Friday, October 13, 2006

Week Two Weigh In -- Deja vu all over again

After forcing myself not to weigh, I got on this morning hopeful and anxious. The scale read 225.5, a three pound loss from last Friday. Not bad. In fact, it's great. But why am I so unenthused about it?

Maybe because I've been at 225 so many times this year. It's been my so-called maintenance weight (which means I've been hovering above, below and around it for 10 months), and maybe I'm just tired of seeing it show up once again.

And maybe the scale highs I talked about in yesterday's post aren't as great as they used to be. Okay, so I lost three pounds. Do I get a medal? A pat on the back? Perhaps a listing on the Dieters Hall of Fame?

I guess I'm feeling let down because after two weeks of blummin' hard slog (I've been watching a lot of Britcoms lately, and it rubs off), what have I got to show for it? The number I've been chained to throughout 2006.

I suppose that's part of the reason I started this blog; I so want these 220s to be a thing of the past. I want to put a huge burst of effort into this the next few months and start 2007 in the Onederfuls, or at least as close to them as I can get by Dec. 31.

I know, it seems crazy to do this to myself at the "worst" time of year: the trifecta of Halloween, Thanksgiving and Christmas.
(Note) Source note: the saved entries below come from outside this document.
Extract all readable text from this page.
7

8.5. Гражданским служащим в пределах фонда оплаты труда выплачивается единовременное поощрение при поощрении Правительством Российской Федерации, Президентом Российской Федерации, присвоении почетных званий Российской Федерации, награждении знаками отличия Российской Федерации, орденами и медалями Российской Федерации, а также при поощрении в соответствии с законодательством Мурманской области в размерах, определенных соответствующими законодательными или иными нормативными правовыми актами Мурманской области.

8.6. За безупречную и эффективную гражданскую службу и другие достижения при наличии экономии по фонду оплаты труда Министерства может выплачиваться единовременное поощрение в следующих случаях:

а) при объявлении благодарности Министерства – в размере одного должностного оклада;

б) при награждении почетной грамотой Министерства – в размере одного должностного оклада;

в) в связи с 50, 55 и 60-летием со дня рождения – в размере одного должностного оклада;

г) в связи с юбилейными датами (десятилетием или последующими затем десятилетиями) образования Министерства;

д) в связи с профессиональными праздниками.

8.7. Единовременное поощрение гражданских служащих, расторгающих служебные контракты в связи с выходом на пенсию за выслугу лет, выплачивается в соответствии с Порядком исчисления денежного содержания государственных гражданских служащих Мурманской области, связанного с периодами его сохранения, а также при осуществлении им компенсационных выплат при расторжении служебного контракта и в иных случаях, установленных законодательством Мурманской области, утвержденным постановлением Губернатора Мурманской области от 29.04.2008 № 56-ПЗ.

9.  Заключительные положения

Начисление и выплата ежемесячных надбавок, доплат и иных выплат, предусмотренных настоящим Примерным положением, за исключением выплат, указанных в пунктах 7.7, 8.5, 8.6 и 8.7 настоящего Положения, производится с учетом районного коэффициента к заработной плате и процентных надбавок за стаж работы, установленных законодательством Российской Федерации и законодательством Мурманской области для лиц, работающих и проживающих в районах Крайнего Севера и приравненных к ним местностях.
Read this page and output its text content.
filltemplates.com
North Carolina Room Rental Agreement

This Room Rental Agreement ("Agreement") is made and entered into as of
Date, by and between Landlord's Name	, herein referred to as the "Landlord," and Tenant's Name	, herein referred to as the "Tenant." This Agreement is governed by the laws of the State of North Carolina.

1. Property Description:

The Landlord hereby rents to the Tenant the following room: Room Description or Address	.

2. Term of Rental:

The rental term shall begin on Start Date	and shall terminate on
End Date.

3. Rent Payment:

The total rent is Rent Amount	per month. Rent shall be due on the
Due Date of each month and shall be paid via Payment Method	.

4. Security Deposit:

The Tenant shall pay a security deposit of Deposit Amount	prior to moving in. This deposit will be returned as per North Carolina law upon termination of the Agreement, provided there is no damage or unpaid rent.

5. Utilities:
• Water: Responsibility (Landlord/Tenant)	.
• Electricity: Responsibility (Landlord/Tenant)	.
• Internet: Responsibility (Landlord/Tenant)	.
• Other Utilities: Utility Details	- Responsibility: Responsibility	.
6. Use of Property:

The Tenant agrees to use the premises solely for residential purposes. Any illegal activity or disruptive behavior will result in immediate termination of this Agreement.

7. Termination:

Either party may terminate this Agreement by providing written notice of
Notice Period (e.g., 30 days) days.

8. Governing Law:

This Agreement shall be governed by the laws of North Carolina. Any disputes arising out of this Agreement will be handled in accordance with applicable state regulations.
But I did it last year: 50 pounds from September to December. Somehow I managed to maneuver around the holidays and succeed when most people wouldn't even attempt it. Why not 26 more pounds from mid-October to December? That's less than 2.5 (2.3 something) pounds a week for 11 weeks. And if I only lose 2 pounds a week? Then I'd be at 203.5. One pound? 214.5 pounds.

Forget Friday the 13th, just get me away from this 225!

2 comments:

Vickie said...

I have found it helpful to think in 10 pound increments - not to look at the bigger picture.

Also, things do change as you "go down" the scale - how you lost weight a year ago - may or may not be how you loose now. You are a year older - hormones, your current lower body weight, etc are all a year different too.

This is so that you have realistic expectations - not to depress you.

I try to look at my "over all plan" about once a quarter -

sleep

water

food plan
(I strongly suggest that you log it if you are not already - not forever - just for a week or so to see if you are doing what you THINK you are doing)

exercise
(log it also - are you doing what you think you are doing? mixing it up? getting cardio, weight resistance and tone?)

stress

I am sure I am forgetting something - but you get the picture - when you get "stuck" - do a little "check up" on yourself - are you doing what you need to?

I find for myself that I have to relook to see if I am doing what I THINK I am doing - habits are easy to fall in and out of as you well know.

Lori G. said...

Andrea,

You wrote a very profound post that really is true not just for you, but for me and a lot of women. What value do we give ourselves at 230 vs. 220? And why are we so hard on ourselves?

I think you can lose weight during this crazy period; I've met people at WW who did really well. They had a plan and stuck to it.

I can't write too long; it's been insane and now I'm babysitting.